Economia melhora e política piora nos primeiros nove meses de Temer
Governo acena com números positivos da inflação e da bolsa para anunciar "fim da recessão". Em paralelo, as tentativas de bloquear a Lava-Jato sucedem-se. E devem continuar
Quem lê os principais diários do Brasil, que como noutros países se dividem no caderno principal, dominado pela política, e no segundo caderno, em que reina a economia, tem a sensação de viver em dois países diferentes. Nuns, os económicos, as boas notícias. Nos outros, os políticos, os escândalos. Os primeiros nove meses de Michel Temer, do PMDB, na presidência do Brasil, após o traumático impeachment de Dilma Rousseff, do PT, têm sido marcados por avanços numa área e retrocessos na outra, partindo do princípio de que elas são dissociáveis.

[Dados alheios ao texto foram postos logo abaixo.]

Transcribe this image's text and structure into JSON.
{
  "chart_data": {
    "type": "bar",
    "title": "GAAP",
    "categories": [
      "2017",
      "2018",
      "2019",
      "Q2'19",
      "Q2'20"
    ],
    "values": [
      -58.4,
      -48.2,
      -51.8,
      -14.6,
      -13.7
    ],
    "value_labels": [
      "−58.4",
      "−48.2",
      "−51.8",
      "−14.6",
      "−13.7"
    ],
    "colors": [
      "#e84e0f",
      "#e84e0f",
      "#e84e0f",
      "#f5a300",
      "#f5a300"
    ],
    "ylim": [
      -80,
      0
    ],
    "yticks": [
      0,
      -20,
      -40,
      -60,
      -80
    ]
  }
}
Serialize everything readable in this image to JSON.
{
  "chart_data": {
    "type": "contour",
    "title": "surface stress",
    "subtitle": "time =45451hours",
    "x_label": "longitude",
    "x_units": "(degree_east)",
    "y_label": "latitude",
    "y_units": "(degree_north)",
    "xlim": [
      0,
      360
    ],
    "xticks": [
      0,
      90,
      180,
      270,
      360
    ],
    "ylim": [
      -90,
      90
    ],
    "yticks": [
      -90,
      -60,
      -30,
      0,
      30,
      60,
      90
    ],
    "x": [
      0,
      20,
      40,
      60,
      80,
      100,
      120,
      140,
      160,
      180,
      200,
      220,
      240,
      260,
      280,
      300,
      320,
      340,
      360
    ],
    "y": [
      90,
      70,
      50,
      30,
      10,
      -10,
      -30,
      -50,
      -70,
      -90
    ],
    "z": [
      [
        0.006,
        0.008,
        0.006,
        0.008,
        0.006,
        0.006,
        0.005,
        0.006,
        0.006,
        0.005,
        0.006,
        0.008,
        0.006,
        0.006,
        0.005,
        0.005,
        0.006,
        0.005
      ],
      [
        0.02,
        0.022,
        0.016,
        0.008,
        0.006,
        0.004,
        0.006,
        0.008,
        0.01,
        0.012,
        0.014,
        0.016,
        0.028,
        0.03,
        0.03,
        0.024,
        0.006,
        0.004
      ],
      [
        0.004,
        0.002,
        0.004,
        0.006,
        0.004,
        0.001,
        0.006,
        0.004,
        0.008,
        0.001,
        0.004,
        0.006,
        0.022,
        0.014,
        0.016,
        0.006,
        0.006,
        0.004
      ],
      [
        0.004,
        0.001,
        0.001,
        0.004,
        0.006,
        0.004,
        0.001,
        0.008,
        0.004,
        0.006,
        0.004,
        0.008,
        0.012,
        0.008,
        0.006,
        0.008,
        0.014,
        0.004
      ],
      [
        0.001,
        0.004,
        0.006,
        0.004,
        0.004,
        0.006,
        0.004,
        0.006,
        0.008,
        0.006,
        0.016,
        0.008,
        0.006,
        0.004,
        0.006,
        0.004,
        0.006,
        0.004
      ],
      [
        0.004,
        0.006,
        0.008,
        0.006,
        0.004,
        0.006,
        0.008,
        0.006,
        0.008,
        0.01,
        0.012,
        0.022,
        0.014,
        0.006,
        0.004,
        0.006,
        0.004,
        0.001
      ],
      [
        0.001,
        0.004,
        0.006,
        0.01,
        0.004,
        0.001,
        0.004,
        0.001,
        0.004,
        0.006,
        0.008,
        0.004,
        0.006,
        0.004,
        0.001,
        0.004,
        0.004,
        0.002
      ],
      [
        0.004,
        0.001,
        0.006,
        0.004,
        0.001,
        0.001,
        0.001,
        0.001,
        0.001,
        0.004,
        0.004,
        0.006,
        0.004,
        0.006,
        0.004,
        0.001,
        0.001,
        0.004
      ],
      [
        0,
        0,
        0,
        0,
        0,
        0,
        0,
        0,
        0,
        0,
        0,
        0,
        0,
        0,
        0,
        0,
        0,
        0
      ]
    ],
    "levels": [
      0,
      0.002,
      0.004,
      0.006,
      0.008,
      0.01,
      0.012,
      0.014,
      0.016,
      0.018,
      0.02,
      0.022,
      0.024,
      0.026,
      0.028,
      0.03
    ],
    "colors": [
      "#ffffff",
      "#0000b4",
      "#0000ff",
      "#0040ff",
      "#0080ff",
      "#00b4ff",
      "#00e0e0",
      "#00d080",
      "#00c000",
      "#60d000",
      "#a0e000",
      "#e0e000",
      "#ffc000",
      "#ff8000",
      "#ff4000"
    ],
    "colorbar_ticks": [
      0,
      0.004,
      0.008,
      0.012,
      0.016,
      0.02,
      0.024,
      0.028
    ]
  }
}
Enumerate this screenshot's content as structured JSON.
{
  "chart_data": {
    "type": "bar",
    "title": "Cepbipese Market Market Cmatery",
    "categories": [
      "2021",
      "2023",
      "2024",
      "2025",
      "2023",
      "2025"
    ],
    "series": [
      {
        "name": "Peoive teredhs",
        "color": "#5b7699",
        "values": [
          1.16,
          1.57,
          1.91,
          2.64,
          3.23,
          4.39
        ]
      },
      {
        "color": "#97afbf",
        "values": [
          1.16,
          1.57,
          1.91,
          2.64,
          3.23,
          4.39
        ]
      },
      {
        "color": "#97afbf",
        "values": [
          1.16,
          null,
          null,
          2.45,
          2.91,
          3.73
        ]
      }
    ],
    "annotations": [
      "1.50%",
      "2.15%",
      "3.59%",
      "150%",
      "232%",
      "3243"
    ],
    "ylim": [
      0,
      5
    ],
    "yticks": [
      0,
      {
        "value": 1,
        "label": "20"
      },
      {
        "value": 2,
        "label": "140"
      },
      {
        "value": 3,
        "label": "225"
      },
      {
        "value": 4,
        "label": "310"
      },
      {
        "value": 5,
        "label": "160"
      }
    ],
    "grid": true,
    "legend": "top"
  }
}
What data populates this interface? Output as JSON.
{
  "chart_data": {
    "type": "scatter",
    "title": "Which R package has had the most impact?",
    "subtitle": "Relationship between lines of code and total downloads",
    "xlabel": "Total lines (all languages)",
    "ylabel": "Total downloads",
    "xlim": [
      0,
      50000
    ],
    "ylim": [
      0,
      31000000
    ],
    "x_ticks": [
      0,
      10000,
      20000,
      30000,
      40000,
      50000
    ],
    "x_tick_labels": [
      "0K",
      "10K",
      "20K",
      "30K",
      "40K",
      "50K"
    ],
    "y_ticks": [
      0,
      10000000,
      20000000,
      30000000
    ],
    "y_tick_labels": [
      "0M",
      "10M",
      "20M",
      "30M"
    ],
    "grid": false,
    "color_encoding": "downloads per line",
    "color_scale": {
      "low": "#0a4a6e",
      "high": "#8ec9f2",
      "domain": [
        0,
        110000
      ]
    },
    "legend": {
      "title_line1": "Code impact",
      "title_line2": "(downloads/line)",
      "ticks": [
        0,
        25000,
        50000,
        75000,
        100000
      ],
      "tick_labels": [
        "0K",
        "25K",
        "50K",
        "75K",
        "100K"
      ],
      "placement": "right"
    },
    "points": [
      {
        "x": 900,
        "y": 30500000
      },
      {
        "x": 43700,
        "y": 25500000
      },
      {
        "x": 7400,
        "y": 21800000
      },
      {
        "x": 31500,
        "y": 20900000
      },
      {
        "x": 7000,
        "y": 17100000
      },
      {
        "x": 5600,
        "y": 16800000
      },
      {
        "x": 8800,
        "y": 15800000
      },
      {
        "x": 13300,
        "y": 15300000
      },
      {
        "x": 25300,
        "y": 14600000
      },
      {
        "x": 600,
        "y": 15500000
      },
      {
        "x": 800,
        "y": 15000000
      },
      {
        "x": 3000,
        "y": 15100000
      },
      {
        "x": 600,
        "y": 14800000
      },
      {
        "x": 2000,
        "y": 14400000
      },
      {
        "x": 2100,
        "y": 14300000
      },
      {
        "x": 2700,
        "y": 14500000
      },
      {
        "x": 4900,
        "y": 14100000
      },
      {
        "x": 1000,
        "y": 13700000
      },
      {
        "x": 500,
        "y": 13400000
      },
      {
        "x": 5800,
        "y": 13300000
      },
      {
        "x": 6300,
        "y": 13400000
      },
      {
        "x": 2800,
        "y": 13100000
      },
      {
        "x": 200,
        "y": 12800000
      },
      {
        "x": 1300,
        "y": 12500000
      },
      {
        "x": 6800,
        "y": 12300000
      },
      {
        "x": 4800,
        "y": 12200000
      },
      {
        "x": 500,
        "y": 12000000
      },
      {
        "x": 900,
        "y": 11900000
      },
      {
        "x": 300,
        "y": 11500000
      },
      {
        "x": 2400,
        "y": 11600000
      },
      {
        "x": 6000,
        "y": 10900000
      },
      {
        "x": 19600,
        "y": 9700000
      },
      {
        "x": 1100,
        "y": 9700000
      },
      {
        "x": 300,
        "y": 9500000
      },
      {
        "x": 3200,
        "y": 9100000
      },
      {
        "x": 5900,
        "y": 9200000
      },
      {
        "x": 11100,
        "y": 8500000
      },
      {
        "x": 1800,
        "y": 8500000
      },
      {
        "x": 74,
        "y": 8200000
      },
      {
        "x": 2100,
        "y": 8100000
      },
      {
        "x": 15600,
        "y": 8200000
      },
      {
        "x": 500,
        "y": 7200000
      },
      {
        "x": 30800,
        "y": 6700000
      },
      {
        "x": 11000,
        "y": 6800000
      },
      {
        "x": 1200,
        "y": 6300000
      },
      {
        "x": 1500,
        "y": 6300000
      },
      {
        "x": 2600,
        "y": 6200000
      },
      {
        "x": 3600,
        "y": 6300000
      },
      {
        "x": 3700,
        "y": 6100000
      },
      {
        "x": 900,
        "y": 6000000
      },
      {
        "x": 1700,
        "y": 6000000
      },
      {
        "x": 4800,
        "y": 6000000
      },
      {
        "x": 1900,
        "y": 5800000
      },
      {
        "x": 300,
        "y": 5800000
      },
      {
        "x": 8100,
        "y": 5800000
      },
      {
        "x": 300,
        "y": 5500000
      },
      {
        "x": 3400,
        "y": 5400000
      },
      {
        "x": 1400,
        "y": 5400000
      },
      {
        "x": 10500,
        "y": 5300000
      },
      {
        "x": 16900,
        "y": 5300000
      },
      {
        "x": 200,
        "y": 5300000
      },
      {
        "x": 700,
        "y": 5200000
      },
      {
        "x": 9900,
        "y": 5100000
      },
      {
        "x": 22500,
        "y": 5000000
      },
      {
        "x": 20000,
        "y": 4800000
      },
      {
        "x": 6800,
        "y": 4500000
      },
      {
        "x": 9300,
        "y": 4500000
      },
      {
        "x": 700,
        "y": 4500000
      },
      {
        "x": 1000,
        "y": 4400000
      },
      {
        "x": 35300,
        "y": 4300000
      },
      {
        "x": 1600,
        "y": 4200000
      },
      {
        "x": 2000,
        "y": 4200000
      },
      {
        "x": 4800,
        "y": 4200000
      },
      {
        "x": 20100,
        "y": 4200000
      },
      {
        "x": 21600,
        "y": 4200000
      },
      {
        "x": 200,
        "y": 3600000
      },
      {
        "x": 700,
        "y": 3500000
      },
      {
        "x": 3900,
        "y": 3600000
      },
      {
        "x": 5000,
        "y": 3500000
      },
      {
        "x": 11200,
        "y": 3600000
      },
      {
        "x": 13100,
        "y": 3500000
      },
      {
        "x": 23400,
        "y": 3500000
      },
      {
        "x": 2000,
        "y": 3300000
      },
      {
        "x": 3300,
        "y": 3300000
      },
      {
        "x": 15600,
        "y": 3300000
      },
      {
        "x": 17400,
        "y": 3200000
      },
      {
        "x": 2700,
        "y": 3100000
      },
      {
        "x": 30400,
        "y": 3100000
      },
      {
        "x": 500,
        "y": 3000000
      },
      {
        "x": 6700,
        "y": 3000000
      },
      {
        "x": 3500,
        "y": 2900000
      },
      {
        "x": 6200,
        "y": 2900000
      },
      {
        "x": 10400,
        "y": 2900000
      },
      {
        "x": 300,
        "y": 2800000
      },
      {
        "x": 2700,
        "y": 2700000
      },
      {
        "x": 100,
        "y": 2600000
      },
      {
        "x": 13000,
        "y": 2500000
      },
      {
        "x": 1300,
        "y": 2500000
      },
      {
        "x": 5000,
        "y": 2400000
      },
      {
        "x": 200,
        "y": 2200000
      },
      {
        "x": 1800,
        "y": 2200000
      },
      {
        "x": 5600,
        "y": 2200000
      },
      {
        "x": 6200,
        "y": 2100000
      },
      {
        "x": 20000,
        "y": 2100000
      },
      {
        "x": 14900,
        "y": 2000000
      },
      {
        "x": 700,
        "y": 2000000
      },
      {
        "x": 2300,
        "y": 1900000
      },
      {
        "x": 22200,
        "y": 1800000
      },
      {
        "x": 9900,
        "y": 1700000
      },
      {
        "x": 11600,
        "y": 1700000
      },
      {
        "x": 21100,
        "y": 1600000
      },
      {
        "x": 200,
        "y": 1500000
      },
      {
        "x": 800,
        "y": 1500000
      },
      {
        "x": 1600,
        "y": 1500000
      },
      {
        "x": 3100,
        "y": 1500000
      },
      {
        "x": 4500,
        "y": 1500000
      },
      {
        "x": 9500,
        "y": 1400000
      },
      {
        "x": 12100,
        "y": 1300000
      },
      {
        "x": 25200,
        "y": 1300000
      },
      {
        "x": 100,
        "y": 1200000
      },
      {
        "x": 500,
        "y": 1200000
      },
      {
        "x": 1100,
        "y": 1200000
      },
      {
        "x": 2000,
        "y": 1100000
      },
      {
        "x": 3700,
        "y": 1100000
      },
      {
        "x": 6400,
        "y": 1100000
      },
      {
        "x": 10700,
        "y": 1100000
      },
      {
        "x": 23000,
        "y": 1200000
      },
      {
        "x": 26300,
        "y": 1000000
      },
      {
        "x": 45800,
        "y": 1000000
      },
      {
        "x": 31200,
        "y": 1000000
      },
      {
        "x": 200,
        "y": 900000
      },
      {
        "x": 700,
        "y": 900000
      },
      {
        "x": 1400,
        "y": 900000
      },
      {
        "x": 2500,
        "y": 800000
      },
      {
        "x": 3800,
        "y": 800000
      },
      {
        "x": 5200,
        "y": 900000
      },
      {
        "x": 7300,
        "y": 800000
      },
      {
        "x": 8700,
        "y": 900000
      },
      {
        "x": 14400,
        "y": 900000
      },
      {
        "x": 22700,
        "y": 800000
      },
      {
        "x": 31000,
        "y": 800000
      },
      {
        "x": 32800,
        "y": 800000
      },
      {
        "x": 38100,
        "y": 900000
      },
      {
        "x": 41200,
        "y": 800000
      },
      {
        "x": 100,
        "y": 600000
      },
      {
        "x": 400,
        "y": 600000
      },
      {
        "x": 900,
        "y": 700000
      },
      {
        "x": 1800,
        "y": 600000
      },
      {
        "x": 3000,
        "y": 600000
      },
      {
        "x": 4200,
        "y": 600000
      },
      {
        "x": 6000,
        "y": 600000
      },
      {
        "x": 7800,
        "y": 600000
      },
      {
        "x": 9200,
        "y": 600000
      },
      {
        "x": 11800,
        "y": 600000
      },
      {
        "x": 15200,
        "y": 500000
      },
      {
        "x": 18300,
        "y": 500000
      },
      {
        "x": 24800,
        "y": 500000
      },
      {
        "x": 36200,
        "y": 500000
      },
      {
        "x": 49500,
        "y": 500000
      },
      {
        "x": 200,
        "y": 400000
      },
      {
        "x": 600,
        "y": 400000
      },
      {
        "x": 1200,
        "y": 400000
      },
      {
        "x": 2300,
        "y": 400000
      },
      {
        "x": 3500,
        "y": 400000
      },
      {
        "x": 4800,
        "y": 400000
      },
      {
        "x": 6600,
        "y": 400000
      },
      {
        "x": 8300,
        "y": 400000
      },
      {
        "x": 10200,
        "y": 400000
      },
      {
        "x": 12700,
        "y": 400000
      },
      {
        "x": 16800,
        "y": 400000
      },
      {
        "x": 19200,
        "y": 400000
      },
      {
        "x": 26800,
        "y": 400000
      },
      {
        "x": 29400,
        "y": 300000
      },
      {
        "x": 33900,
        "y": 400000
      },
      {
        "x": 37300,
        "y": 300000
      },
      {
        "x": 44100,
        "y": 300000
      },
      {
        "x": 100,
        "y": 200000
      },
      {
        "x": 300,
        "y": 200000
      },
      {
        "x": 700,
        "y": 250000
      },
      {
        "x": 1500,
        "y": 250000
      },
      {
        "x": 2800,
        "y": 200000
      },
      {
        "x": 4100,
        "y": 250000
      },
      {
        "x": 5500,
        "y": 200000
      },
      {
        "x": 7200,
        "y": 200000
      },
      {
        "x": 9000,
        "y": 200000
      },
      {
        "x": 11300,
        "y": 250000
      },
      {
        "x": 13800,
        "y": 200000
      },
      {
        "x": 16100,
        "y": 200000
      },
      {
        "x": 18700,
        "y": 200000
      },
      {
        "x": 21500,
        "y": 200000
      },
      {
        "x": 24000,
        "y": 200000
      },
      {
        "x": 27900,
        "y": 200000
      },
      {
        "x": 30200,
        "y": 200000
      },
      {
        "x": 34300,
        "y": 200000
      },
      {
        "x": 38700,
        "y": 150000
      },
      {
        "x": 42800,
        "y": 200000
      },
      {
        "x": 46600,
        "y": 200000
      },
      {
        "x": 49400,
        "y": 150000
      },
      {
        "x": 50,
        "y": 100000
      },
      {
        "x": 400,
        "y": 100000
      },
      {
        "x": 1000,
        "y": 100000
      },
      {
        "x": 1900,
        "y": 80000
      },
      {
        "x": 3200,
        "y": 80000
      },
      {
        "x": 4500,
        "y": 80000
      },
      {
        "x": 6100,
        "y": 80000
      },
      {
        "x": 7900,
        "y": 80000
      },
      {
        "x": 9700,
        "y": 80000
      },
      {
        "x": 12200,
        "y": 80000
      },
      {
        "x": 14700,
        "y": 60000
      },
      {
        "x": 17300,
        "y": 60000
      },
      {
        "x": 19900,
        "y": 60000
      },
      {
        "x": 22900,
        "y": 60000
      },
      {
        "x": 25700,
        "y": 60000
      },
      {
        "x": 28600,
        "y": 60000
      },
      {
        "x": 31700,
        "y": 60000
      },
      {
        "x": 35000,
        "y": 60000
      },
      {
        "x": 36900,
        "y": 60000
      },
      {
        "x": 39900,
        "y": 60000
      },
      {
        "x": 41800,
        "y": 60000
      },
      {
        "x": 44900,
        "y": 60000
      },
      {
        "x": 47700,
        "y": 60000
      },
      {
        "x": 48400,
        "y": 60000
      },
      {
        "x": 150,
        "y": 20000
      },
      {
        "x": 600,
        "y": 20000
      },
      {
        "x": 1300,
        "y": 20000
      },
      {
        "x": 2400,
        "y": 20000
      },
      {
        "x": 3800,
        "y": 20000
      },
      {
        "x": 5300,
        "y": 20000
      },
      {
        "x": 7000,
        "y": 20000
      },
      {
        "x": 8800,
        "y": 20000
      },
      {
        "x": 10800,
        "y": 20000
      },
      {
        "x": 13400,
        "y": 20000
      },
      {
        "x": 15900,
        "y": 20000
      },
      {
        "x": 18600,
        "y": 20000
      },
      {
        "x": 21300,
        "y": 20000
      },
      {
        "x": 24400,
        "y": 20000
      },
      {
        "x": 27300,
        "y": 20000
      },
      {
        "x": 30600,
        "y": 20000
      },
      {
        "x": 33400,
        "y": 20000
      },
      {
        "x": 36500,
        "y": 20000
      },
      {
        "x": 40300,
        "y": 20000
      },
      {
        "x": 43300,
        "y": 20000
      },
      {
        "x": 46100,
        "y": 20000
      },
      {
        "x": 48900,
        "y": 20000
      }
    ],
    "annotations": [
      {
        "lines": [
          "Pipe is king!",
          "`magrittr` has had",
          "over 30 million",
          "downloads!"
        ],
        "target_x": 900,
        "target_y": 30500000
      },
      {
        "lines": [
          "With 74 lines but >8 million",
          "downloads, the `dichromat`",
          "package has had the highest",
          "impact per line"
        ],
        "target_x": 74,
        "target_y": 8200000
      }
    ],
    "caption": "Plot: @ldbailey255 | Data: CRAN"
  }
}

"A recessão já terminou", anunciou com uma pompa algo desmedida, segundo comentadores económicos, o ministro das Finanças na última quarta-feira. De acordo com Henrique Meirelles (PSD), "o Brasil voltou a crescer depois de enfrentar a maior recessão da sua história, a retomada da confiança é impressionante".
O índice de confiança empresarial subiu, de facto, acima de 36% e o do consumidor 6,5% nos nove meses da gestão de Temer e de Meirelles. Na véspera da intervenção do ministro, a bolsa de valores atingira o patamar mais alto em seis anos, graças em parte à recuperação do preço das commodities. O dólar, que batia nos 3,5 pontos no fim da era Dilma, caiu 10,48% sob o novo governo. A taxa básica de juros de 14,25 passou a 13 pontos. Em maio do ano passado, o índice que mede o Risco Brasil estava 26,1 pontos acima dos dados de fevereiro deste ano.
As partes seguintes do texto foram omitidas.